When I came to, I found myself rolled up in a corner of C-Dawg’s boy’s living room, laid out in a puddle of my own piss, next to two empty bottles of Seagram’s gin that I assumed I’d drunk. And I’ve gone out of my way to be drunk nearly every day since, in much the same way normal people make it a point to eat, sleep, and bathe. To this day, I can’t recall C-Dawg’s boy’s real name—I believe it’s something out of the ordinary, like Tennessee or something other— but I do remember him as a passive-aggressive jackass and I couldn’t wait to get out of his noisy, funky domain and into my own.
Luther and Pauline and the boys learned the bad news by phone call, text message, or hell, maybe telegram for all I know. What I do know is none of them will have anything to do with me. When they came in for the memorial service, they offered me no condolences whatsoever and refused to accept mine. In fact, they wouldn’t even look in my direction. When I insisted that they at least give me a chance to talk to my own kids, things got really ugly. Miss Pauline broke down, the boys followed suit, and Luther and some of the unruly male cousins acted like they wanted to throw down with me right there at the gravesite. As far as I was concerned it was on, and that was the start of my off-and-on affair with the NOPD. But with nothing to offer the boys, no home, no money and no security, I had no choice other than to watch them be taken two states away, knowing full well that their minds would be thoroughly poisoned against me. My only solace was that at least they’d be well taken care of.
When they had in their possession an autopsy report that revealed that their daughter, sister, aunt, granddaughter, whatever, had drowned in her own car
when it got swept away by floodwaters less than a mile away from Whispering Lake, the Prejeans simply wrote me out of their lives.

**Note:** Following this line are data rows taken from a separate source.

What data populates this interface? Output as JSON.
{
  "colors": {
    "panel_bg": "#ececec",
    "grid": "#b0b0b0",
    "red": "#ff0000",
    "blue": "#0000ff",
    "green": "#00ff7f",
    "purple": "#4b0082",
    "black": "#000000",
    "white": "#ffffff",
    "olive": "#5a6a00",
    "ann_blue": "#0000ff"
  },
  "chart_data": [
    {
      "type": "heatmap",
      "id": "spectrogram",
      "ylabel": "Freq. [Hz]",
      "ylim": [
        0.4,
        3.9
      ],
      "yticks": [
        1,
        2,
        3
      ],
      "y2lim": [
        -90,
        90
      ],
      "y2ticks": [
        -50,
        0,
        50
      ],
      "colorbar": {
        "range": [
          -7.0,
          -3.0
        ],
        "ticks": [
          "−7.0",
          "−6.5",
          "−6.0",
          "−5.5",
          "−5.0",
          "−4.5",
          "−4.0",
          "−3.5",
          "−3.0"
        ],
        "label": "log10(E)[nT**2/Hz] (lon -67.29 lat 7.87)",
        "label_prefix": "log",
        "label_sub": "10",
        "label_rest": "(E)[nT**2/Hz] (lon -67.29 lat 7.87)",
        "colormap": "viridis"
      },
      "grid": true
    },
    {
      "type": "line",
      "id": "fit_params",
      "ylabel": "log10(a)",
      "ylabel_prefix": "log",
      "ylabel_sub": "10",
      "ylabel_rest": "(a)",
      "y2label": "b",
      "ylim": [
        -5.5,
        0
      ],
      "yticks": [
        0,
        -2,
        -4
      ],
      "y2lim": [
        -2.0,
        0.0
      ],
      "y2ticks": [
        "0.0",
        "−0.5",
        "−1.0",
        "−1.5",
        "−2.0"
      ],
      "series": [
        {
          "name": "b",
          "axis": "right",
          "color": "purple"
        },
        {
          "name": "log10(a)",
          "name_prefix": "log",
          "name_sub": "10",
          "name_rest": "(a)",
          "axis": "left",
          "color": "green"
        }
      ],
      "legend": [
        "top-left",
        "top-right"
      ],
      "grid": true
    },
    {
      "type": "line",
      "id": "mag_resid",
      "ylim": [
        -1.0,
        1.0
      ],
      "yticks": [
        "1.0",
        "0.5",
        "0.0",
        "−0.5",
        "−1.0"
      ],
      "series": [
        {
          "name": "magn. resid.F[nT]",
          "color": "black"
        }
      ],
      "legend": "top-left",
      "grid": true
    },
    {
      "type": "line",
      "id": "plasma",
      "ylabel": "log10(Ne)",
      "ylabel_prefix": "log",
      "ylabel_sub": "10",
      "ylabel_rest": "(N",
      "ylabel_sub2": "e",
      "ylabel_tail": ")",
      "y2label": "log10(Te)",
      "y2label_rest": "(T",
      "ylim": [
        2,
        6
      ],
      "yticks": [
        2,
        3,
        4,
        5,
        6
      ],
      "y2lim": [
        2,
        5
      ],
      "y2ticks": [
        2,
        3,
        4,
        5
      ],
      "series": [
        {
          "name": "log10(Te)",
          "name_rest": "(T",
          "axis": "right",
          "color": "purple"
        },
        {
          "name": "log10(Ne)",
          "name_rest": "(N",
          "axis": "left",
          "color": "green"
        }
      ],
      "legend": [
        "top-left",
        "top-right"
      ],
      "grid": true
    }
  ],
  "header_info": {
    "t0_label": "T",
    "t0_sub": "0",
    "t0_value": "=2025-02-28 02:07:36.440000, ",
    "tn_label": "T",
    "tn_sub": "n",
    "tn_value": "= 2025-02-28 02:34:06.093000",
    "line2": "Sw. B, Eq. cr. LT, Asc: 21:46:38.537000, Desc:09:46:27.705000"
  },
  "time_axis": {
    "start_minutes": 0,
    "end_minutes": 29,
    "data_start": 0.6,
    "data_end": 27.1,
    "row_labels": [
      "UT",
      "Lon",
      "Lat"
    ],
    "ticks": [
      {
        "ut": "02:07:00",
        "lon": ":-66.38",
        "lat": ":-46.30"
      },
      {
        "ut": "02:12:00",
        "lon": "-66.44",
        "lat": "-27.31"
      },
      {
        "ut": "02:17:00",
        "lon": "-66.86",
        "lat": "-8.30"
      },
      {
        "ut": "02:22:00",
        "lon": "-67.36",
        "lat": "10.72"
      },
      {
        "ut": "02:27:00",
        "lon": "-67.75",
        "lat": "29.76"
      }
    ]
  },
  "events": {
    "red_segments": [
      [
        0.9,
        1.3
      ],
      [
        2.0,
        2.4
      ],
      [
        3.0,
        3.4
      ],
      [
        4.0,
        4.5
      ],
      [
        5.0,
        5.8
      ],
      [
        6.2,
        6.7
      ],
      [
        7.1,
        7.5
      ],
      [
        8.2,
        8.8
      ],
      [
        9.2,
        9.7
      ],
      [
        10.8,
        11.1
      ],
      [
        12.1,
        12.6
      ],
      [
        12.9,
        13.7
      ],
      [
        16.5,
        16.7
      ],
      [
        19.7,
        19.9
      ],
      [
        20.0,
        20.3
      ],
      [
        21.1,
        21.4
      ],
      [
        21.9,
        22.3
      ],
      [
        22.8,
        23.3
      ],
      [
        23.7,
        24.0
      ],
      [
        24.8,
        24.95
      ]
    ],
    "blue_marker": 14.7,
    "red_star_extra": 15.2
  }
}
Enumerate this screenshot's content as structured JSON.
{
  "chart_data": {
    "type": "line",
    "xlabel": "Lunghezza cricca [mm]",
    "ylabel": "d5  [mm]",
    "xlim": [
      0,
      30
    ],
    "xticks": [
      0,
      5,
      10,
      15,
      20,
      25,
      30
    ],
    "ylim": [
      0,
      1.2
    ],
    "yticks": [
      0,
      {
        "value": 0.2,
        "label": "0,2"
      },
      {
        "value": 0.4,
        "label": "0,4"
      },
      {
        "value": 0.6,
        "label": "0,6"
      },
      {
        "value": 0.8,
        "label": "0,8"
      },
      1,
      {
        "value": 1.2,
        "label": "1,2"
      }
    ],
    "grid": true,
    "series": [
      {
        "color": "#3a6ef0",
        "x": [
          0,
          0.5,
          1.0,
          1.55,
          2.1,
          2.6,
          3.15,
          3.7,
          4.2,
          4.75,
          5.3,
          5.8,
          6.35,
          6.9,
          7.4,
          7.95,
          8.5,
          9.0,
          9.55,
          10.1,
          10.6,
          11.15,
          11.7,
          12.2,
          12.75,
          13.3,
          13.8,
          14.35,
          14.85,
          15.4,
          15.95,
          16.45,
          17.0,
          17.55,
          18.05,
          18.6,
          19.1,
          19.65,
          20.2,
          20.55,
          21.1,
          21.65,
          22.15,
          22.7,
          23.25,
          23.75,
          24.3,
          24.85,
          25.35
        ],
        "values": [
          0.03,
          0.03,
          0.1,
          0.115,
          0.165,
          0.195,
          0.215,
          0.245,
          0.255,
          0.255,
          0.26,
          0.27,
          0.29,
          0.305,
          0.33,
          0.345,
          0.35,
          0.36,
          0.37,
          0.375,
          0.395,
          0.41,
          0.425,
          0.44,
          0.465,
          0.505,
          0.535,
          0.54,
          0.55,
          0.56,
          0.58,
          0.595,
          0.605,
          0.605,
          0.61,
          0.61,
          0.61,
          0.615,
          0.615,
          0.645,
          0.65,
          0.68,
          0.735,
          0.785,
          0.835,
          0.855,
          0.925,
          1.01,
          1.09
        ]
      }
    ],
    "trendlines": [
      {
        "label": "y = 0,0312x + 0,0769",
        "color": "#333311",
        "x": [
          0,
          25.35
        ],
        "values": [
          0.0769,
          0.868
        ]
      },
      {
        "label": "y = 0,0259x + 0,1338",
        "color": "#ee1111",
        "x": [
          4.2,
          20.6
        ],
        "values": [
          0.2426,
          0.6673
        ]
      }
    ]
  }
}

According to them, their
loved one was out there on her own be cause her selfish, trifling thug of a husband was too damn stubborn to hold down a job and keep his family tight.
With that chapter of my life forcibly shut for me, the next thing I did was drag myself down to the FEMA office, get a trailer, and put it beside the half of my wood-frame house that was still standing. I never spent much time in it because I couldn’t stand being by myself. Lately, I was spending my days with C-Dawg, who was still dating that spooky chick Sabine Parish, who lived with her senile father in a FEMA castle just a few doors down from my own. Even though it wasn’t his place to do so, C-Dawg had even had a key made for me and told me that what was theirs was mine, but I could see through that bullshit like a pane of cheap glass. Sabine had a younger sister named LaSalle, and Sabine and C-Dawg were always trying to hook the two of us up.
So far it hadn’t worked from my end because I wasn’t exactly in the mood for a broad, even if she did have a big, firm ass. At twenty-six, LaSalle was a bit
young and silly for my taste anyhow. And it didn’t help that she was already involved in some sort of romantic, sexual, whatever, situation with Farron
“Fatso” Lacour, this gangbanger and mid-level dope dealer who hailed straight from the Desire Projects.
Still, I humored them. On weekends, we hung out at Shank’s, that lame ass pool hall on Morrison and watched ball games, ate barbecue, gossiped, and commiserated. Long as I had those ill-mannered idiots in my corner, I had no room to be alone with these morbid thoughts of mine.